“Good Russians” are trying to explain that they sympathize with the Russian mobilized purely humanly. After all, these people deserve compassion: they are forcibly driven into the army and left to die with almost no food, clothes and equipment. Therefore, helping them, they say, is a natural inclination of compassion, a manifestation of universal human values. Why is this happening, wrote publicist, lecturer at the Kyiv-Mohyla Business School Valeriy Pekar.
“First, there is the legal side of the matter. Aggression is the “mother of war crimes” and all the rest follow from it. There would be no aggressive invasion - there would be no killing of civilians, rapes, looting, etc. From a legal point of view, an order to participate in an act of aggression is a criminal order, the execution of which cannot be explained at the everyday level “I was told, I ran.” International law condemns aggression and considers any assistance to the aggressor’s army as complicity in a crime. Secondly, there is the moral side of the matter. War switches front-line morality to black and white. All those on the other side with weapons are war criminals, and it is right to kill them from the point of view of morality, and not just law. The concepts of pre-war or post-war time are not suitable for war. You have to choose who you sympathize with - the soldiers of the aggressor’s army or the soldiers and civilian countries that fell victim to the aggressor. Do you sympathize with the soldiers? Did you not sympathize with the civilians who were tortured? What about the children who were abducted and separated from their families? Very selective sympathy, and this well reveals the essence: you sympathize with the Russian mobilized, because they are “ours”, and not universal values.”
Thirdly, the analyst believes, there is a practical side to the matter.

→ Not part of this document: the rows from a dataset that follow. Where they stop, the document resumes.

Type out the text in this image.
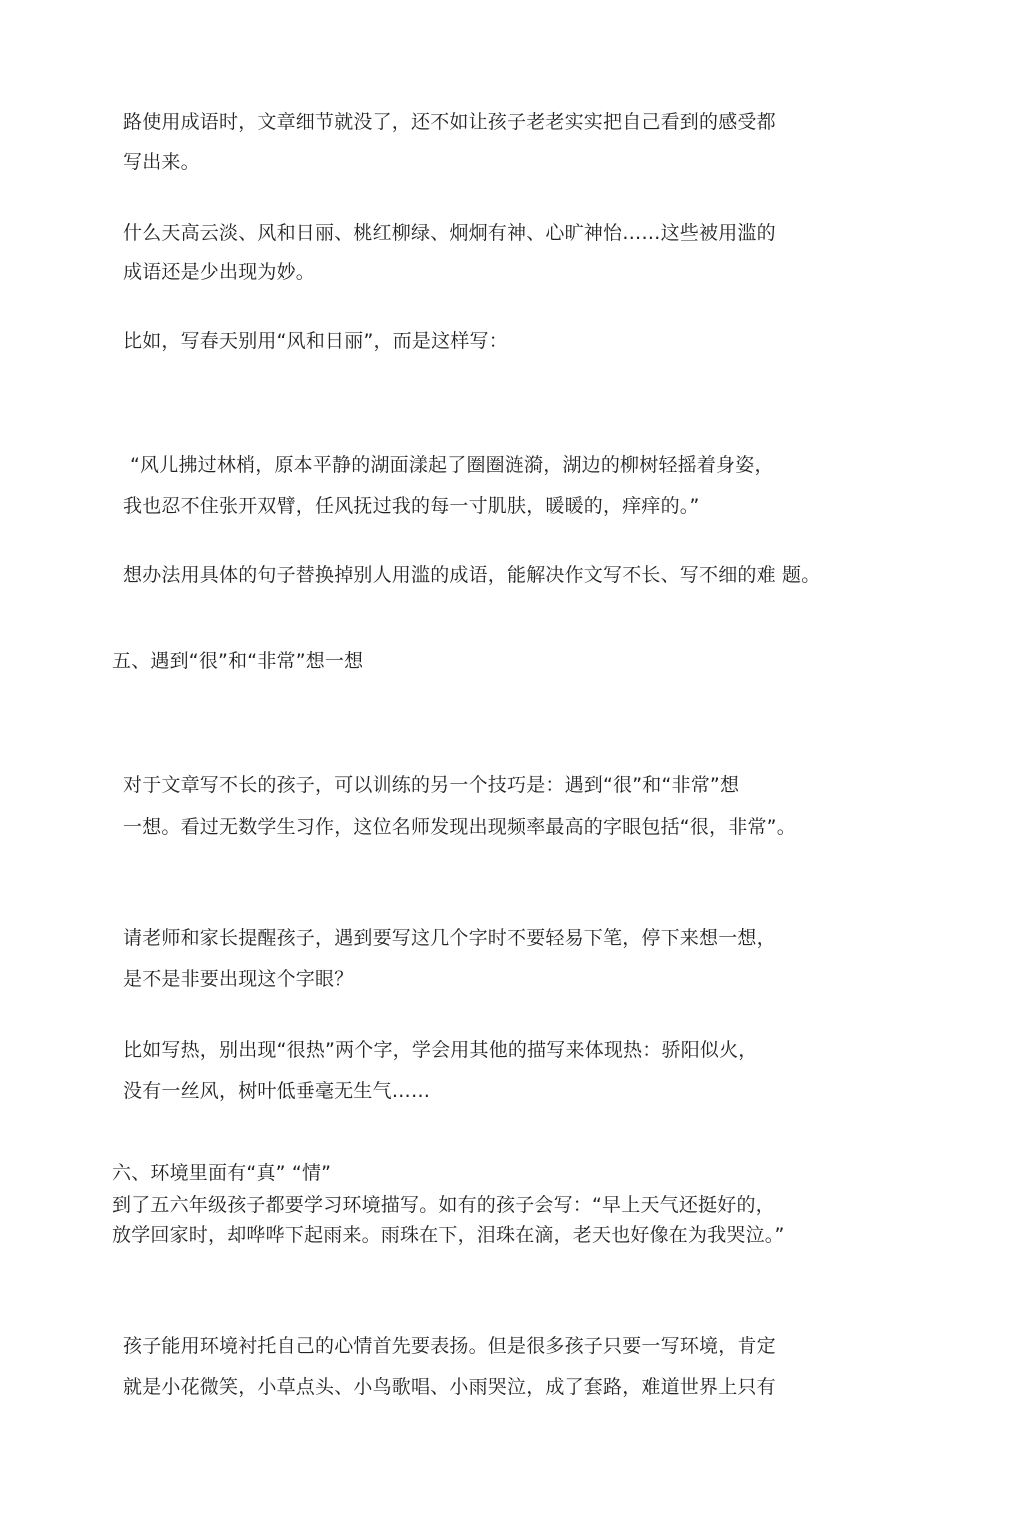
路使用成语时，文章细节就没了，还不如让孩子老老实实把自己看到的感受都
写出来。
什么天高云淡、风和日丽、桃红柳绿、炯炯有神、心旷神怡……这些被用滥的
成语还是少出现为妙。
比如，写春天别用“风和日丽”，而是这样写：
“风儿拂过林梢，原本平静的湖面漾起了圈圈涟漪，湖边的柳树轻摇着身姿，
我也忍不住张开双臂，任风抚过我的每一寸肌肤，暖暖的，痒痒的。”
想办法用具体的句子替换掉别人用滥的成语，能解决作文写不长、写不细的难 题。
五、遇到“很”和“非常”想一想
对于文章写不长的孩子，可以训练的另一个技巧是：遇到“很”和“非常”想
一想。看过无数学生习作，这位名师发现出现频率最高的字眼包括“很，非常”。
请老师和家长提醒孩子，遇到要写这几个字时不要轻易下笔，停下来想一想，
是不是非要出现这个字眼？
比如写热，别出现“很热”两个字，学会用其他的描写来体现热：骄阳似火，
没有一丝风，树叶低垂毫无生气……
六、环境里面有“真” “情”
到了五六年级孩子都要学习环境描写。如有的孩子会写：“早上天气还挺好的，
放学回家时，却哗哗下起雨来。雨珠在下，泪珠在滴，老天也好像在为我哭泣。”
孩子能用环境衬托自己的心情首先要表扬。但是很多孩子只要一写环境，肯定
就是小花微笑，小草点头、小鸟歌唱、小雨哭泣，成了套路，难道世界上只有
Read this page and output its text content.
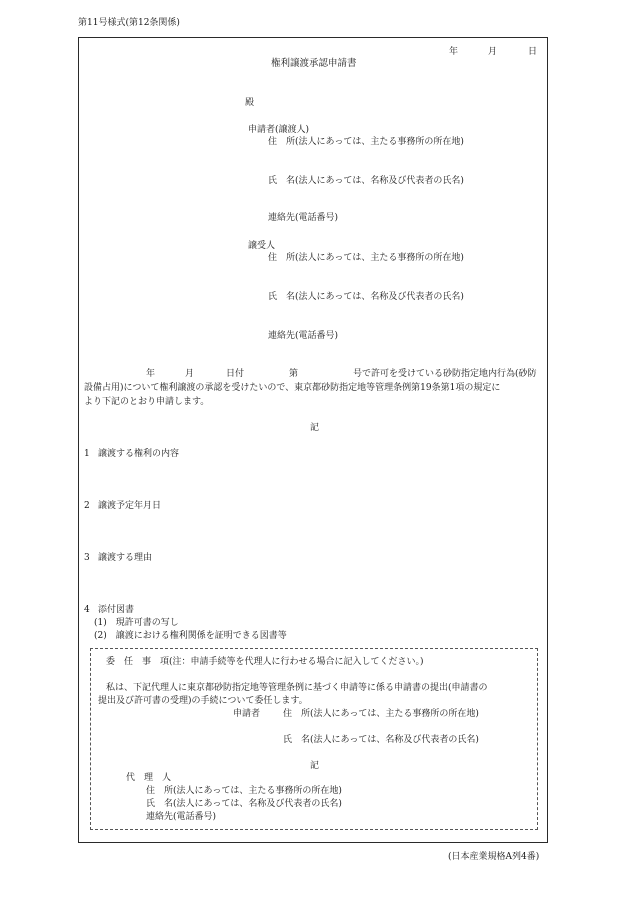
第11号様式(第12条関係)
年	月	日
権利譲渡承認申請書
殿
申請者(譲渡人)
住　所(法人にあっては、主たる事務所の所在地)
氏　名(法人にあっては、名称及び代表者の氏名)
連絡先(電話番号)
譲受人
住　所(法人にあっては、主たる事務所の所在地)
氏　名(法人にあっては、名称及び代表者の氏名)
連絡先(電話番号)
年	月	日付	第	号で許可を受けている砂防指定地内行為(砂防
設備占用)について権利譲渡の承認を受けたいので、東京都砂防指定地等管理条例第19条第1項の規定に
より下記のとおり申請します。
記
1 譲渡する権利の内容
2 譲渡予定年月日
3 譲渡する理由
4 添付図書
(1)　現許可書の写し
(2)　譲渡における権利関係を証明できる図書等
委　任　事　項(注：申請手続等を代理人に行わせる場合に記入してください。)
私は、下記代理人に東京都砂防指定地等管理条例に基づく申請等に係る申請書の提出(申請書の
提出及び許可書の受理)の手続について委任します。
申請者	住　所(法人にあっては、主たる事務所の所在地)
氏　名(法人にあっては、名称及び代表者の氏名)
記
代　理　人
住　所(法人にあっては、主たる事務所の所在地)
氏　名(法人にあっては、名称及び代表者の氏名)
連絡先(電話番号)
(日本産業規格A列4番)
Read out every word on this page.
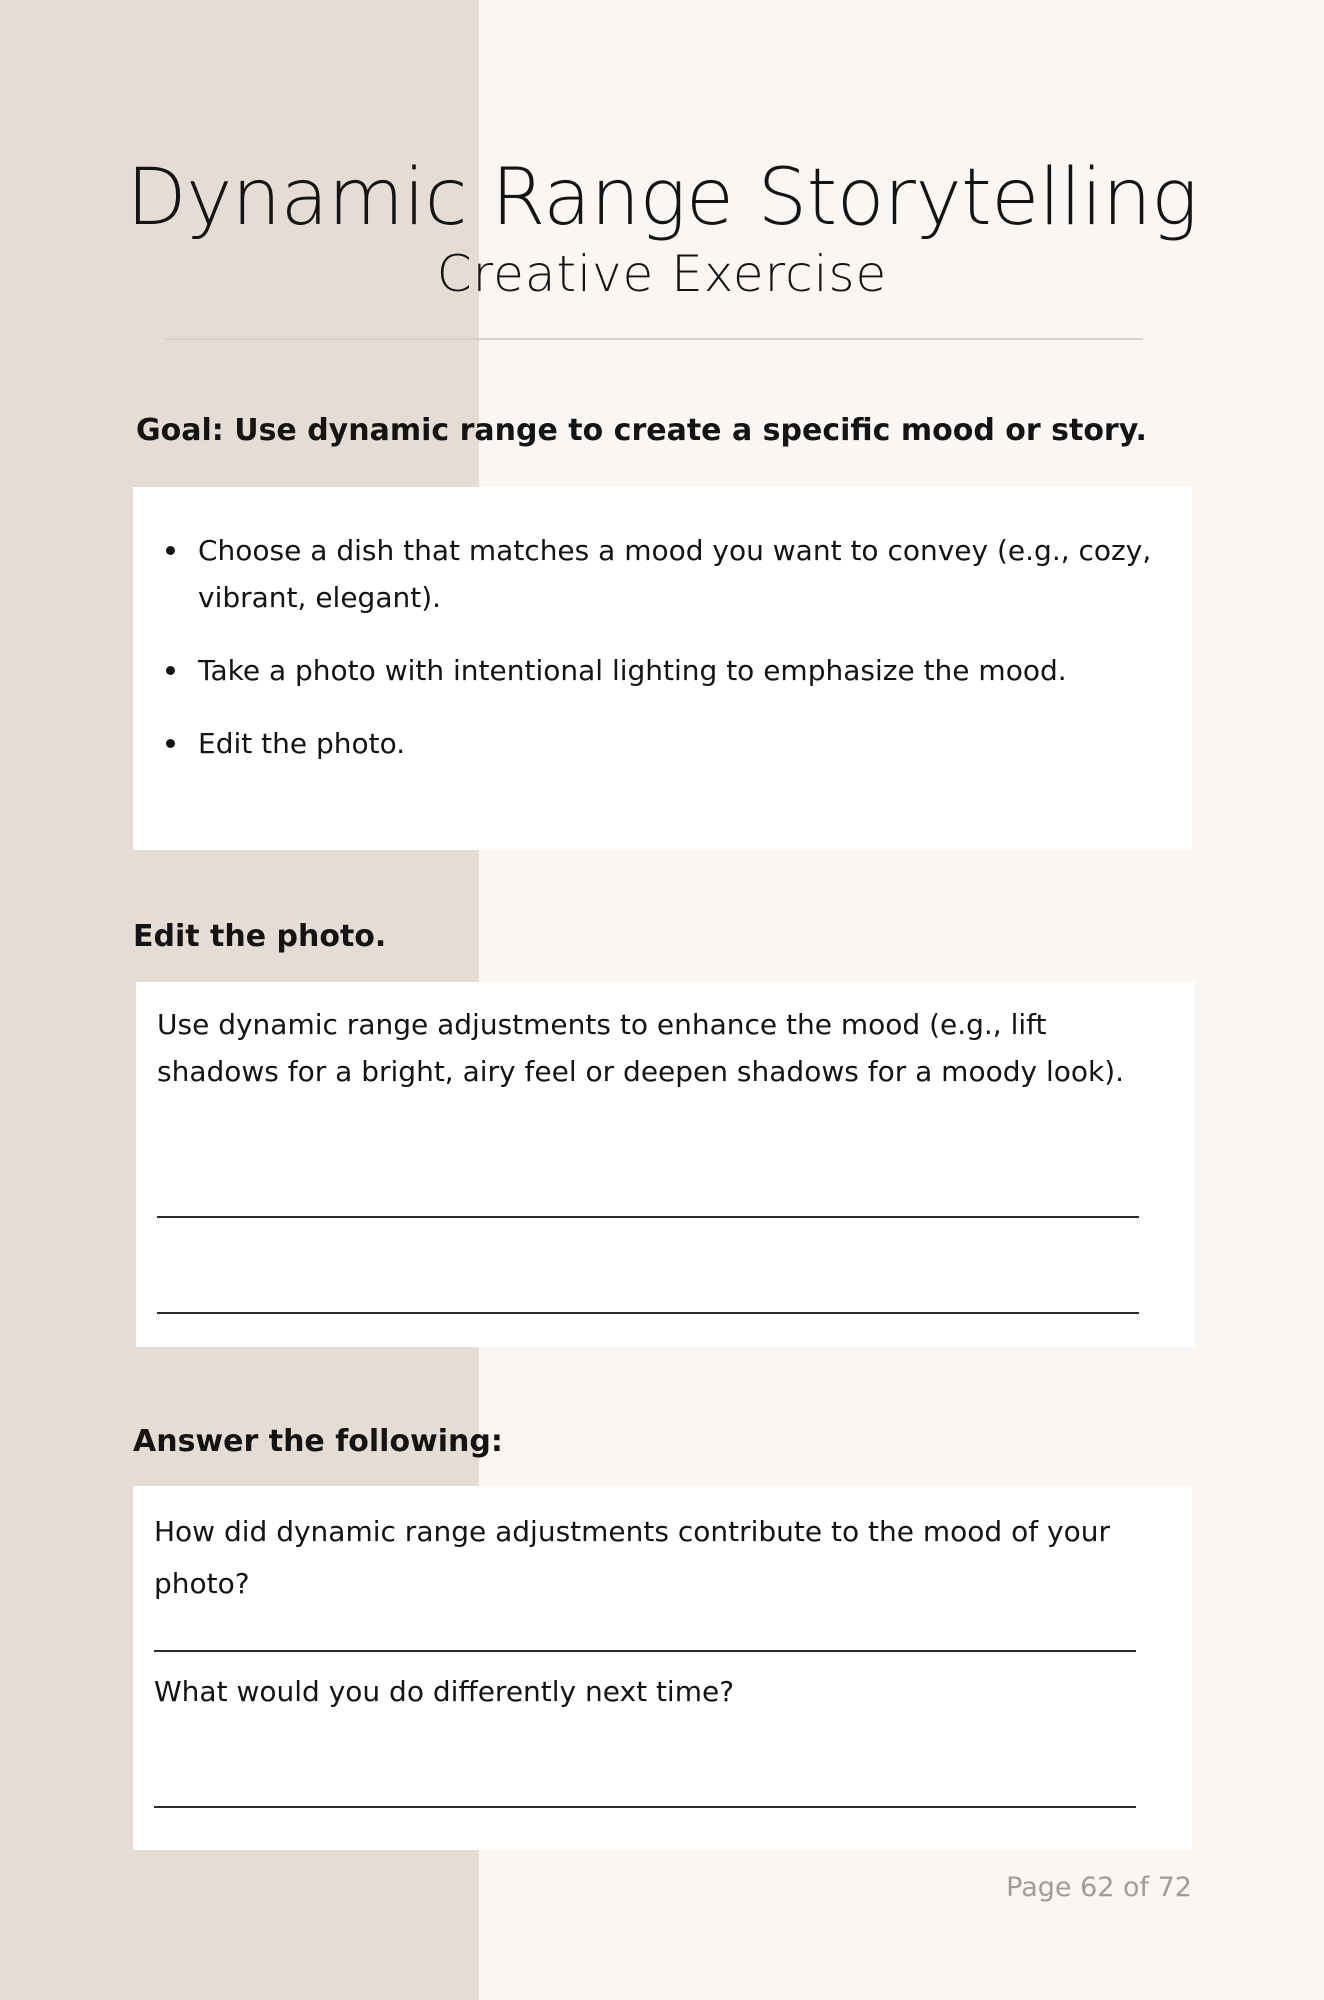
Dynamic Range Storytelling
Creative Exercise
Goal: Use dynamic range to create a specific mood or story.
Choose a dish that matches a mood you want to convey (e.g., cozy, vibrant, elegant).
Take a photo with intentional lighting to emphasize the mood.
Edit the photo.
Edit the photo.

Use dynamic range adjustments to enhance the mood (e.g., lift shadows for a bright, airy feel or deepen shadows for a moody look).

Answer the following:

How did dynamic range adjustments contribute to the mood of your photo?

What would you do differently next time?

Page 62 of 72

“If you sympathize with the Russian mobilized, because they are sorry, they die for nothing, then what did you do to save these people? Maybe he actively disrupted the mobilization, explained how to hide and run away? Maybe he coordinated protest attempts? Oh no? Well then it’s just a false priesthood. Here are knitted socks for you guys, you will die with warm feet. The reasons for this behavior are clear: the media does not want to lose its audience, and the audience still supports the war. And here we come to the main thing - to the moment of moral choice. If you are a journalist, editor, publisher, you have a moral choice. Take a tough anti-war stance, losing the audience. Or dance with a tambourine around her, realizing that sooner or later your dances will lead to the fact that this audience will start to die. But it will be later. As prison culture says, “you die today and I die tomorrow.” It is possible to take people out of Russia, but to take Russia out of them (namely, prison culture) is much more difficult. I have repeatedly called for dividing Russians not into good or bad, but into useful, harmful and unimportant. Independent media journalists are generally helpful. But don’t look for the good ones. Russian “liberals” are Ukraine’s biggest enemy after Putin.”
Recall that recently Valery Pekar wrote on a social network that Muscovy should be deprived of all the colonies that it had captured in 500 years.
See also: “Russia is hitting antifragility. They don’t understand anything,” an expert on the invincibility of the Ukrainian people
The materials posted in the “Blogs” section reflect the author’s own opinion and may not coincide with the position of the editors.